The restaurant — its name is "Hannibal" spelled backward — fills an 1870 Victorian on what locals call Millionaires' Row, the former home of W.A. Munger, once the town's mayor. The Mungers threw card parties there for Hannibal's wealthy, and one of their regular guests was Amos Stillwell, a pork-packing magnate who liked to play euchre late into the night.
On December 29, 1888, Stillwell played his cards and went home around 11:30. In the early hours of the next morning, someone took an ax from his own woodshed and struck him in his bed. The blade severed his carotid artery, and he died almost at once. His wife Fannie said she woke to a figure and a whirring sound, and heard Amos ask, "Fannie, is that you?" About $40 lay scattered near the alley and his pocketbook was gone, but the silverware was untouched and nothing had been forced. A year later Fannie married the family physician, Dr. Joseph Hearne. Both were eventually indicted. His trial began in December 1895 in Bowling Green; after two weeks of testimony the jury acquitted him. Fannie was never tried, and the case is still officially unsolved. (Some accounts give the year as 1889.)
Stillwell didn't die at LaBinnah. He died across town. But local lore holds that he came back not to where he was killed, but to where he was happiest, at the Munger card table. The house where he died, the story goes, was eventually torn down in the hope of quieting the disturbances there.
The disturbances pile up small. An upstairs closet door opens and shuts on its own, several times a day for a stretch, then nothing for months. A doorknob has turned with no hand on it.
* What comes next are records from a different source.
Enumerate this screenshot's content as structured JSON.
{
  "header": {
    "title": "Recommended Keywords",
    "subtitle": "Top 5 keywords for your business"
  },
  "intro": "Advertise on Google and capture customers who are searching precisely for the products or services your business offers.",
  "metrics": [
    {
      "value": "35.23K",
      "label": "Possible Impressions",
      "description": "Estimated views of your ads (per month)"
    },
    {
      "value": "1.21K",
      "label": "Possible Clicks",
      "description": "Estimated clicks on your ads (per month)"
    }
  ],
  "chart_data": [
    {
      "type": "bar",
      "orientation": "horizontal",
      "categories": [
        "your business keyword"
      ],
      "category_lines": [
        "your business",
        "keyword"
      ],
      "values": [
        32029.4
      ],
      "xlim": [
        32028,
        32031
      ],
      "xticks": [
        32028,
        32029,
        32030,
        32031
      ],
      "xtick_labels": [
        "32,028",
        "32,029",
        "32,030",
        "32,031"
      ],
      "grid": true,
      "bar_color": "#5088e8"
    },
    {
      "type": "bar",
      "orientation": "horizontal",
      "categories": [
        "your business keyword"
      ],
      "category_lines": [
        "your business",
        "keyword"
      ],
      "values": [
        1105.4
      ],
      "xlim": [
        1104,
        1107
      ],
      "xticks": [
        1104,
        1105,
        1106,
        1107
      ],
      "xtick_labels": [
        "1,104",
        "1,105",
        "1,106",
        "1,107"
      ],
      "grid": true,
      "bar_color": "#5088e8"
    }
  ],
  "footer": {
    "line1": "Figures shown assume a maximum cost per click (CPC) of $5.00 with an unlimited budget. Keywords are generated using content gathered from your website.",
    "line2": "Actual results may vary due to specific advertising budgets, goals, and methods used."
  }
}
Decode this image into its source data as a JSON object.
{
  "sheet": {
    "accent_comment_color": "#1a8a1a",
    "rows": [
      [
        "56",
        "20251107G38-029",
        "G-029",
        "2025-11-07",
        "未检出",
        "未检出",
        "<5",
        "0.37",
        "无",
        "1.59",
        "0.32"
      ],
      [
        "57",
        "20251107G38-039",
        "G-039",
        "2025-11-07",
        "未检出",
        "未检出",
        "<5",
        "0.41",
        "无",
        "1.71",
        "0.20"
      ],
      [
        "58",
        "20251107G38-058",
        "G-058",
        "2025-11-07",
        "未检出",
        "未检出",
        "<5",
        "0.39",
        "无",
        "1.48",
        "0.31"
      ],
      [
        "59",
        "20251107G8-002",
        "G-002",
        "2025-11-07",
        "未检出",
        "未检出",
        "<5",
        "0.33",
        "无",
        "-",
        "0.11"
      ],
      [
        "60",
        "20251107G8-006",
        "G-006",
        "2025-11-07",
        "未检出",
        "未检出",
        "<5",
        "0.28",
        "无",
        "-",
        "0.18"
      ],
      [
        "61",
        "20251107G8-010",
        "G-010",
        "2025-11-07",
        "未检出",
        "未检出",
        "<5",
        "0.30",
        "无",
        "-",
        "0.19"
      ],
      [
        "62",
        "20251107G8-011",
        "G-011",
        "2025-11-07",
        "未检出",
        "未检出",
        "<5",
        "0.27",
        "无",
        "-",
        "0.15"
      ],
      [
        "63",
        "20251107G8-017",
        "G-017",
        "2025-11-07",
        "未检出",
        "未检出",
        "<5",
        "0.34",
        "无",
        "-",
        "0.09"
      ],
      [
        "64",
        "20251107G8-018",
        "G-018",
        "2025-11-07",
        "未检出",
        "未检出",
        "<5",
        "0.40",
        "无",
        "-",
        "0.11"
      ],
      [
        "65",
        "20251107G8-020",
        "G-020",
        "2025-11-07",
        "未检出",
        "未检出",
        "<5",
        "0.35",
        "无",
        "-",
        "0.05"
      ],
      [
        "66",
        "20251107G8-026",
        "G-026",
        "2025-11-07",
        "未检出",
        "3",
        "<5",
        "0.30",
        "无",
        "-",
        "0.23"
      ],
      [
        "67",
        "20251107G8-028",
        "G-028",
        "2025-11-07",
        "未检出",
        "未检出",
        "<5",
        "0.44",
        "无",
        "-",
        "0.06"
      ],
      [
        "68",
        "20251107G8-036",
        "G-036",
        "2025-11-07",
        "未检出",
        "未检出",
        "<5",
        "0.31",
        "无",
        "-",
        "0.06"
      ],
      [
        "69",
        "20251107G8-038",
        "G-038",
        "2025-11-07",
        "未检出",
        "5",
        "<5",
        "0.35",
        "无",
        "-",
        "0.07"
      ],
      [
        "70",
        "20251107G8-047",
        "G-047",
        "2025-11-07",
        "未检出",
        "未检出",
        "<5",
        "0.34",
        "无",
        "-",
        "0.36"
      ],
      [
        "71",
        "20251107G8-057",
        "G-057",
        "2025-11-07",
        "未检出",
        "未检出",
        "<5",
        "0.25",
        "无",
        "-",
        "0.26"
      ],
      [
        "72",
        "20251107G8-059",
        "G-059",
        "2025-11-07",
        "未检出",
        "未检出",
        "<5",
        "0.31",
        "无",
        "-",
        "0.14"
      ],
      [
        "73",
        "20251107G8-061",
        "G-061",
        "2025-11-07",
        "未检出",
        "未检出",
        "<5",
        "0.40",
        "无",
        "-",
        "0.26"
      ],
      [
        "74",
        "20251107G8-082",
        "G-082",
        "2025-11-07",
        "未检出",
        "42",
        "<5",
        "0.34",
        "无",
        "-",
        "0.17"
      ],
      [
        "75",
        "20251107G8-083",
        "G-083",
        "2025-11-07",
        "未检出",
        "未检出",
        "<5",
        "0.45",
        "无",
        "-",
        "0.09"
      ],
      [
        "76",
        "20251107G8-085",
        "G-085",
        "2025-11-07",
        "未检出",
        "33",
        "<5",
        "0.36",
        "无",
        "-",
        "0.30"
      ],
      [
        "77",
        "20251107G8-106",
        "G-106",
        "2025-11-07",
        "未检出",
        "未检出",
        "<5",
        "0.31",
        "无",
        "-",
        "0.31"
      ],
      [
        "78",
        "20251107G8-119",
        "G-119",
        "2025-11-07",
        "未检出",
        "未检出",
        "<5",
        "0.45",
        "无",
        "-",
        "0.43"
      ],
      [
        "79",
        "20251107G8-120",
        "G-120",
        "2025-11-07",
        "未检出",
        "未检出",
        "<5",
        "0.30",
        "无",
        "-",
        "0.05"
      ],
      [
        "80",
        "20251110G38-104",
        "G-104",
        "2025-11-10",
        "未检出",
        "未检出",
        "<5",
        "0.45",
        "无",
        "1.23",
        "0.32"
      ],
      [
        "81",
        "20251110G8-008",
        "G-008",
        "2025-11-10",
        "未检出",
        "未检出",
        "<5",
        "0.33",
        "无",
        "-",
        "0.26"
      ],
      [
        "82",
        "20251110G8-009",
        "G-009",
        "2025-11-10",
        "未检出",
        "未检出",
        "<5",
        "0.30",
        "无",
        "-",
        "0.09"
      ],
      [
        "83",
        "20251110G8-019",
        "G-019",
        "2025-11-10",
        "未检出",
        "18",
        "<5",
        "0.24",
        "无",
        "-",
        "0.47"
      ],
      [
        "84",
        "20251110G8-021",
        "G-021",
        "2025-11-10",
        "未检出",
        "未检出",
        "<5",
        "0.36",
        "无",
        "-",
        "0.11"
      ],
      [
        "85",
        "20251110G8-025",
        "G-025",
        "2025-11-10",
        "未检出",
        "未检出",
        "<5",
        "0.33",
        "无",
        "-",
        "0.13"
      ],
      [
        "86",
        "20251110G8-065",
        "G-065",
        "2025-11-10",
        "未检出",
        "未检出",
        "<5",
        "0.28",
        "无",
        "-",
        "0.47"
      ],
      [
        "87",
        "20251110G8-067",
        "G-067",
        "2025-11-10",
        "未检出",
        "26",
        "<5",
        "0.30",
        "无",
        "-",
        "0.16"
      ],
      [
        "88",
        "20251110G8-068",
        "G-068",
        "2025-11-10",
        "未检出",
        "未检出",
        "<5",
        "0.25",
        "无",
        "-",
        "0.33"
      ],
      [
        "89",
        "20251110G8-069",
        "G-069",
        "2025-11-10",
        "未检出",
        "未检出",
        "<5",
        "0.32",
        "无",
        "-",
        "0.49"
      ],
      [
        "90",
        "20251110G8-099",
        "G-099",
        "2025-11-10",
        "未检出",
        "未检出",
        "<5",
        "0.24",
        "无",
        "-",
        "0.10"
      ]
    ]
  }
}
A tenant in the second-floor apartment said she watched a translucent figure hurry across the dining room, fold into a glowing blue dot, and vanish; she moved out soon after. Weeks later, a guest photographed what looked like a small child through the glass of the front door, the same shape the tenant had described.
Dagin sold the place in 2023, but he never called it a haunting. He called it reverberations from the past.